Chief capitol correspondent Mark Davis reports.

Everyone knows about the gas company and the steam plant and today the the board of directors of the company that owns both met. And there is great speculation that they considered an offer to buy them out.

The speculation centers on whether or not Northeast Utilities, the region's largest utility company, offered to buy the assets of CTG Resources (the parent company of both facilities) and then spin off the steam plant to the Connecticut Resources Recovery Authority, which operates a trash to energy plant nearby. So far no one is talking officially, but a reliable source says if the deal went through Northeast Utilities would have to make a public statement sometime soon. Meanwhile the group called 'Stop the Stadium' officially filed their law suit against the deal in Hartford Superior Court.

Tom Sivigny, Pres., 'Stop the Stadium': "We are against an un-democratic process that was used to get this thing rammed through the General Assembly. The people were basically considered a nuisance. That's what they were considered by Robert Kraft and John Rowland and the leaders of the General Assembly."

The lawsuit says that the special session last December was illegal because it was not a real emergency - that the normal committee process was skipped entirely and that the resulting deal amounts to an uncontrolled giveaway to the team and especially to team owner Robert Kraft, who would get to develop the stadium, make all the profits and only pay a dollar a year in rent for 30 years.

Frank Cochrane, Attorney, 'Stop the Stadium': "They don't need our subsidy and we don't think there's any Constitutional power to give them our subsidy."

Goldberg The state will argue that the resulting economic growth from having the team as the anchor tenant for Adriaen's Landing is in the public interest. But the lead plaintiff, former Weicker and Rowland administration official Louis Goldberg of Weston, says he thinks they have the case to have the special assembly session last December declared illegal.
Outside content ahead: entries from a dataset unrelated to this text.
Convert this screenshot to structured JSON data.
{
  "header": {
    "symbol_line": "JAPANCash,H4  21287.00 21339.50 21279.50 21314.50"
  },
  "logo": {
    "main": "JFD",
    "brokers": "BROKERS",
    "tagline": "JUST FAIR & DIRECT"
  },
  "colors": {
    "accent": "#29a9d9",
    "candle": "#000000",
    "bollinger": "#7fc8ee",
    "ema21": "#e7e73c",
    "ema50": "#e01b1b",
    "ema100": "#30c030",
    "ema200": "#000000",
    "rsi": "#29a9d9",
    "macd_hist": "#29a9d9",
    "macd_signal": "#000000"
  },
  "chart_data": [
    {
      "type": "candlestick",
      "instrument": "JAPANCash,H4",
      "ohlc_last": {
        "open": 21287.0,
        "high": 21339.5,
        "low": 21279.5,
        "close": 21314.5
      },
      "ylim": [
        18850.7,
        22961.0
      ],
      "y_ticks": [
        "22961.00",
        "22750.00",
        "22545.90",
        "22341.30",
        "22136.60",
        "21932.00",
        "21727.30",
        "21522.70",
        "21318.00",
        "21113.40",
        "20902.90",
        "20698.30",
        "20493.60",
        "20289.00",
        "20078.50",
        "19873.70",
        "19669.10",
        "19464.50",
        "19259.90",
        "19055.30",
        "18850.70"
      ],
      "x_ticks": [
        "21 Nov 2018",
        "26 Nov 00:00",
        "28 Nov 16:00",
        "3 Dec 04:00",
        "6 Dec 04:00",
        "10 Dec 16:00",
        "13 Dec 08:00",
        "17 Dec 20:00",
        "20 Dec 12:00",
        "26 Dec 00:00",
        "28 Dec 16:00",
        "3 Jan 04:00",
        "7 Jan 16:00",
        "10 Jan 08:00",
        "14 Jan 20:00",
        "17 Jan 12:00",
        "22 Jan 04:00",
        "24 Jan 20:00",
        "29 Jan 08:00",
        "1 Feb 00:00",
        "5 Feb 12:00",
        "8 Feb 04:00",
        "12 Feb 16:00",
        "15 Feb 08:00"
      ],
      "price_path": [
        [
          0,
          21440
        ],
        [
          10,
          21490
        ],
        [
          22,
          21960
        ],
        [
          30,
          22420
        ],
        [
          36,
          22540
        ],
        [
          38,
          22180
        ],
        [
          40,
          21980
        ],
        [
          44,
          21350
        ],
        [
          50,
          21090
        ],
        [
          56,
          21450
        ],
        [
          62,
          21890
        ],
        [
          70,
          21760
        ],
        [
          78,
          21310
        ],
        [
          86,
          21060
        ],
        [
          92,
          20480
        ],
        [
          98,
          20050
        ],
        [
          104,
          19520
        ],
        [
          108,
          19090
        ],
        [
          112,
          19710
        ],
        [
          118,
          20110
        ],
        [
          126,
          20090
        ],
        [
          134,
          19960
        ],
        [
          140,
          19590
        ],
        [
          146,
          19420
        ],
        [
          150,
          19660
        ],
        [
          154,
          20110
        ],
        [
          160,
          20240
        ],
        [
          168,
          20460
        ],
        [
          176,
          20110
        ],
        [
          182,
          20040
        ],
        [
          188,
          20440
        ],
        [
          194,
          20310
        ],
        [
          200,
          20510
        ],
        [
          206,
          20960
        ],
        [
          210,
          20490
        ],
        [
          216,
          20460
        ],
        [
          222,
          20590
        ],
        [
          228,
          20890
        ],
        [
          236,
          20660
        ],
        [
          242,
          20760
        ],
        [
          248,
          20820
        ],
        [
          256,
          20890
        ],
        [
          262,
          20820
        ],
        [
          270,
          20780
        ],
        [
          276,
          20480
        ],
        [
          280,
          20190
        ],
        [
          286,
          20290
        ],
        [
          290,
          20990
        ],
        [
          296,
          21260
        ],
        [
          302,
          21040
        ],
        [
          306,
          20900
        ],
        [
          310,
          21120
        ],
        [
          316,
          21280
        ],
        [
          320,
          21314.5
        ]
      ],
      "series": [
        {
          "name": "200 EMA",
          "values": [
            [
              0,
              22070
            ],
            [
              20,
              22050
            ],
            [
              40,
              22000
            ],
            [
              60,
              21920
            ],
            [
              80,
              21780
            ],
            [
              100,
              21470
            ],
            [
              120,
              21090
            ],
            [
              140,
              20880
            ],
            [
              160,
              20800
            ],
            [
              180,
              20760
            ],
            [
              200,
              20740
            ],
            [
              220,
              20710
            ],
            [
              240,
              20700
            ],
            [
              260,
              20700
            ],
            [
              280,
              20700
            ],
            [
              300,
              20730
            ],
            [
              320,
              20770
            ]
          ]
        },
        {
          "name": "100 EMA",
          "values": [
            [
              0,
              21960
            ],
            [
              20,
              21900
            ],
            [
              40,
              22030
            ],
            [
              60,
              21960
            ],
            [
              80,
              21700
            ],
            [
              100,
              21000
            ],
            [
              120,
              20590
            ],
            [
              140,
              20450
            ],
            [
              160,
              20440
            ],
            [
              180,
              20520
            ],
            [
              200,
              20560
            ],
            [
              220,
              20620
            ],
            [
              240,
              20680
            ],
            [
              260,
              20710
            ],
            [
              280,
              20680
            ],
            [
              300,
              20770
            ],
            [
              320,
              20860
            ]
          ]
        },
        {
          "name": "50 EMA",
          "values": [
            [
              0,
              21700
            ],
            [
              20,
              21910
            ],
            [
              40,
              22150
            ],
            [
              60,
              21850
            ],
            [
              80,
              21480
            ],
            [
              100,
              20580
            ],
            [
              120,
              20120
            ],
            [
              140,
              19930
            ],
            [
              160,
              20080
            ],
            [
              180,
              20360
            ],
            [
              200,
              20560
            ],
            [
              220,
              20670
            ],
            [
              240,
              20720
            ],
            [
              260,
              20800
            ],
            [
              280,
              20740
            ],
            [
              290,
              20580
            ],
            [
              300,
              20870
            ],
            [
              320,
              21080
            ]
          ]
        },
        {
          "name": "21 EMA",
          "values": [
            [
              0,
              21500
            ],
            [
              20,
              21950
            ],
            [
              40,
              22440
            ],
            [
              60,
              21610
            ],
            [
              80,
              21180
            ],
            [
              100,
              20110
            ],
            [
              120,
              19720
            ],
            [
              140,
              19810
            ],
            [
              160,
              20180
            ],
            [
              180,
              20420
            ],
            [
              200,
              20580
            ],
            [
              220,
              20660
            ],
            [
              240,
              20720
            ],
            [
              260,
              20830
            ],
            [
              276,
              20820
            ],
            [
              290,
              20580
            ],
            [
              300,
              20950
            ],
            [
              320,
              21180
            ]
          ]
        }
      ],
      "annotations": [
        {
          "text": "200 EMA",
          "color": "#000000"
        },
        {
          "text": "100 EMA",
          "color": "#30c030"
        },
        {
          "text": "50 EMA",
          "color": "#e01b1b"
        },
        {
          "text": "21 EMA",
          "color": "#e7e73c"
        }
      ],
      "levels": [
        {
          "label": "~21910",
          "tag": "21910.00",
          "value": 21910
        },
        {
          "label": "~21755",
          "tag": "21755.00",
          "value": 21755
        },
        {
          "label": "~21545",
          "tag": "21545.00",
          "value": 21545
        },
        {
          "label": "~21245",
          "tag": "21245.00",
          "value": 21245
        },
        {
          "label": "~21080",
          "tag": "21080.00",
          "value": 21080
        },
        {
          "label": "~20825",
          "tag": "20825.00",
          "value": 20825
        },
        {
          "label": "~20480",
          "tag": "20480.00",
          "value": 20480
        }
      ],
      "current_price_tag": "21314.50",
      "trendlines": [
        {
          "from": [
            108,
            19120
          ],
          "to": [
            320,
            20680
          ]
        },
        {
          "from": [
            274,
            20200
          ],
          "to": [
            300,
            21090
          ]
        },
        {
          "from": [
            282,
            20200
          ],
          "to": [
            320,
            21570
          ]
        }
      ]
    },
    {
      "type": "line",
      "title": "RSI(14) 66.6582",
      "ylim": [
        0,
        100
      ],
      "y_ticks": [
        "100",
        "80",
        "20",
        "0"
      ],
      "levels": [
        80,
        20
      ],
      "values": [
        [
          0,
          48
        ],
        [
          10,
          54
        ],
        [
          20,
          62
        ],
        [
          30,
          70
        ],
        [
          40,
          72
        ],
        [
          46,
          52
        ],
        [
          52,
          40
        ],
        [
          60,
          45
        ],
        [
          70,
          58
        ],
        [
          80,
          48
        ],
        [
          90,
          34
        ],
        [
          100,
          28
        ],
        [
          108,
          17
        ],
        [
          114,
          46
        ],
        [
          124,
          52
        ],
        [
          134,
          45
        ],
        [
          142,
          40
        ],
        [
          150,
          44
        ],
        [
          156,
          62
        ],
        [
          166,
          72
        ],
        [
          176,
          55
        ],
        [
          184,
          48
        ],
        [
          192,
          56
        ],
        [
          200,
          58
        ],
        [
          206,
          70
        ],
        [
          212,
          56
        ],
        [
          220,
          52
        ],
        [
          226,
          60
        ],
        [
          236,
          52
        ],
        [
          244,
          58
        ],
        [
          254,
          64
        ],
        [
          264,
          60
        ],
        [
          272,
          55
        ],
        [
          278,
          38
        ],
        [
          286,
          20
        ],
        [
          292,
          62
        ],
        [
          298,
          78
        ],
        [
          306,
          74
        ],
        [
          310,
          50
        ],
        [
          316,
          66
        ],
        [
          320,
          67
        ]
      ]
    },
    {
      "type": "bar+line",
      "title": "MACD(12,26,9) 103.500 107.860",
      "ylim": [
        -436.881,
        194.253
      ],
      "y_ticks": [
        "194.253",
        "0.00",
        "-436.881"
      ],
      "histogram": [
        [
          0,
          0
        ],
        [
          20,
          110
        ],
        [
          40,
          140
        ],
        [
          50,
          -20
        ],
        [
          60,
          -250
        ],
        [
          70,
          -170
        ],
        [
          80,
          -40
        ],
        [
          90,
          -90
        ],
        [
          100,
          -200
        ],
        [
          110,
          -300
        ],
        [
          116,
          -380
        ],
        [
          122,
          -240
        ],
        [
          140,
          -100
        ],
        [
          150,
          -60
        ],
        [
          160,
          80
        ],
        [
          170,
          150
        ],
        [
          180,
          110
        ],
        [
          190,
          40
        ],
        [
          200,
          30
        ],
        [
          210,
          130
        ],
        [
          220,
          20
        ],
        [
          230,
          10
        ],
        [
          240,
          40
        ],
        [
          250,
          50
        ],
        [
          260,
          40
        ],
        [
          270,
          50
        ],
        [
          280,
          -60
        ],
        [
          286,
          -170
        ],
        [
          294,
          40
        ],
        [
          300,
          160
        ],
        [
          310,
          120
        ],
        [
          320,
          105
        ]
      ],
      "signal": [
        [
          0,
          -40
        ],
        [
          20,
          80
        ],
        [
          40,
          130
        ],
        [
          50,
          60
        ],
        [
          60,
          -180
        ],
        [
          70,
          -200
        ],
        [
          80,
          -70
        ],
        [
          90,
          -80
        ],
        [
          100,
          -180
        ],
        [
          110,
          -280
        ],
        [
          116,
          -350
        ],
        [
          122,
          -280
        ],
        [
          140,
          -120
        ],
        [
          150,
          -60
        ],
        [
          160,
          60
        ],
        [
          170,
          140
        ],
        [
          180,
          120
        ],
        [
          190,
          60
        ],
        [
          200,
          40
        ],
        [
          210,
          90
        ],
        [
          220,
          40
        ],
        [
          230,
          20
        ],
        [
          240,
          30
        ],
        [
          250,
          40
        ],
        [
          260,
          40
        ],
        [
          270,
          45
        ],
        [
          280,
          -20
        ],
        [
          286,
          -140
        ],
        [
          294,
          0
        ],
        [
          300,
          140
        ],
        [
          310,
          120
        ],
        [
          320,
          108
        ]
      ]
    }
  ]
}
Louis Goldberg, Lead Plaintiff: "We want the process stopped. The democratic process has been flawed, my constitutional rights have been violated, they've crossed my line and I think we have to start... and start all over again."

The Patriots development agreement with the state says that if "sufficient progress" has not been made in moving the gas company and the steam plant by April 2nd the Patriots can terminate the deal.